C’est pourquoi Alex Colville a averti que « toute adoption du modèle DeepSeek à l’étranger pourrait potentiellement exporter le système de gouvernance sociale intérieure de la RPC ». Taïwan est aujourd’hui le champ de bataille cognitif le plus féroce dans le développement de l’intelligence artificielle générative.
Selon un rapport du comité américain sur le PCC (#US 🇺🇸 @committeeonccp), #DeepSeek modifie ou supprime dans 85 % des cas les réponses sur des sujets sensibles comme #Taïwan 🇹🇼 afin de s’aligner sur la censure du #PCC, tout en transmettant secrètement les données des utilisateurs vers la #Chine. Les démocraties doivent protéger les espaces numériques contre ce contrôle autoritaire.
[https://t.co/UD5qsMgkp0](https://t.co/UD5qsMgkp0) pic.twitter.com/RSDAVdXwmH
Le gouvernement chinois continental affirme que Taïwan, un État autonome depuis 1949 après que le Kuomintang, parti au pouvoir de la République de Chine, a été vaincu par le PCC lors de la guerre civile chinoise et a établi un gouvernement en exil de l’autre côté du détroit de Taïwan, fait partie intégrante de la Chine. Ces dernières années, la Chine a tenté de contraindre Taïwan à l’unification par des moyens diplomatiques, économiques, militaires, ainsi que par une guerre cognitive, incluant la manipulation ciblée de l’information, la propagande et des opérations psychologiques.

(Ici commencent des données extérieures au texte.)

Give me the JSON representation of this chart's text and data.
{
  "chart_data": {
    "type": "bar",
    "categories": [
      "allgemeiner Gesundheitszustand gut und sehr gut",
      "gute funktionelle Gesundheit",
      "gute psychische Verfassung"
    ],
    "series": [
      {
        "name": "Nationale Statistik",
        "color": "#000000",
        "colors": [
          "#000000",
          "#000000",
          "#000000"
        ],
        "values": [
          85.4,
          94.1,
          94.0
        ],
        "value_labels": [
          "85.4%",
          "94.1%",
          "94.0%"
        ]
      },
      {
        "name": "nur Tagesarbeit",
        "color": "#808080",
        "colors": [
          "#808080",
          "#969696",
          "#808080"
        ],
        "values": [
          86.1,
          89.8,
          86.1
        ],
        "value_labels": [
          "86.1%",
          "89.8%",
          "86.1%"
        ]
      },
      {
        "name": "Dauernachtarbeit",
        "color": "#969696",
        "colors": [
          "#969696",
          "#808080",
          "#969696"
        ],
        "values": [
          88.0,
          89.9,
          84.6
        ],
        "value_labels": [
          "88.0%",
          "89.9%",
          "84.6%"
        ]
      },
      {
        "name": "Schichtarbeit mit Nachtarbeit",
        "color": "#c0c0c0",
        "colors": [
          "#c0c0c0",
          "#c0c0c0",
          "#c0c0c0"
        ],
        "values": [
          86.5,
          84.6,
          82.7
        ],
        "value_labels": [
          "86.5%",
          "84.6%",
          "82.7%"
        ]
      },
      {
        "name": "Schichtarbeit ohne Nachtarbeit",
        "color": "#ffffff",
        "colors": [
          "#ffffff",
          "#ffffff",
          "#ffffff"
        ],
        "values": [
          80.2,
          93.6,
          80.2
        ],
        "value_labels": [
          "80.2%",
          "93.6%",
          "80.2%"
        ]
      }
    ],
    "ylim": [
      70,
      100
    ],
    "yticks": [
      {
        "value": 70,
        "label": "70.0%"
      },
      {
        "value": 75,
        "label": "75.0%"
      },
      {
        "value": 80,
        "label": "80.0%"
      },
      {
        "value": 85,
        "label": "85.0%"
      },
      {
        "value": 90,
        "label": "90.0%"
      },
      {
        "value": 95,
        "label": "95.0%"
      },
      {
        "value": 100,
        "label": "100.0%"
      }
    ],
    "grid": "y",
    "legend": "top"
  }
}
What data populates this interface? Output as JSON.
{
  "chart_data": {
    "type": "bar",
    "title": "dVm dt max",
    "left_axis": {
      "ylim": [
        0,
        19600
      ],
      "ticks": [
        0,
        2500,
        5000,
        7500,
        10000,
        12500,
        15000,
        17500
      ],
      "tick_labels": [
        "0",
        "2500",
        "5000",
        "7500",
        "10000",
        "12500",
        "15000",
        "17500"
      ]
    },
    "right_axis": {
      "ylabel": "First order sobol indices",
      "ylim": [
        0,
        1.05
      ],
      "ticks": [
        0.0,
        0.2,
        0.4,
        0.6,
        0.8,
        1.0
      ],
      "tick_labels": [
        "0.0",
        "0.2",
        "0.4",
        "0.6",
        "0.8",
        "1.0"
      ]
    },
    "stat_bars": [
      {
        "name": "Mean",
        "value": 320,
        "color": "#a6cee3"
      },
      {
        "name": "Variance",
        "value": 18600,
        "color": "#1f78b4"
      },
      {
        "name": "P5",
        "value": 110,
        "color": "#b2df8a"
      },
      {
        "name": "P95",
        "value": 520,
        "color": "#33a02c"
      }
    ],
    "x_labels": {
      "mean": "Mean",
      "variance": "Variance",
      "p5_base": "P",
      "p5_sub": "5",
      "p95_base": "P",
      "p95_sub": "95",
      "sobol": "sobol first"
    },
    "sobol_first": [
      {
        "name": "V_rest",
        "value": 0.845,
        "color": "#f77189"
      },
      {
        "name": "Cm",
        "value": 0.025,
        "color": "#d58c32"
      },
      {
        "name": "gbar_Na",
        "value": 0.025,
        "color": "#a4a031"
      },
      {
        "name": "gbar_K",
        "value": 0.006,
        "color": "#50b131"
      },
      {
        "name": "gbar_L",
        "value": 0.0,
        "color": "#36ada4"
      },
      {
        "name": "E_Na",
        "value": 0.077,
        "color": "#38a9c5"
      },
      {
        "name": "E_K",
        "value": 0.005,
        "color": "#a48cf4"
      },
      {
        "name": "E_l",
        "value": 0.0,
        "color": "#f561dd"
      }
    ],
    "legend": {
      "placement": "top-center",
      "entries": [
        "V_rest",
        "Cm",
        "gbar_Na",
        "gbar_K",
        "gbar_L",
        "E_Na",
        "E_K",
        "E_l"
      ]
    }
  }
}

Grâce aux nouvelles technologies, la propagande politique chinoise devient globale. Le rapport récent d’OpenAI sur les usages malveillants de ses modèles a également révélé que certains acteurs chinois ont utilisé ses produits pour surveiller les commentaires anti-Chine sur les réseaux sociaux, publier des commentaires anti-américains en espagnol ciblant les utilisateurs latino-américains, et générer des commentaires critiques envers des dissidents chinois, dont Cai Xia.
À mesure que les modèles d’IA de DeepSeek gagnent en popularité à l’international — attirant les utilisateurs par leurs performances techniques solides à faible coût — la question demeure : comment leurs filtres politiques intégrés affecteront-ils les audiences mondiales ? La préoccupation plus large est de savoir ce que cela signifie lorsque des millions de personnes dans le monde commencent à dépendre de systèmes d’IA délibérément conçus pour refléter et renforcer les perspectives du gouvernement chinois.
Tous ces développements montrent comment l’IA générative peut être utilisée comme une arme pour surveiller la dissidence, manipuler les récits et imposer la conformité idéologique par des États autoritaires, alors que la gouvernance de l’IA fondée sur les droits humains accuse un retard important.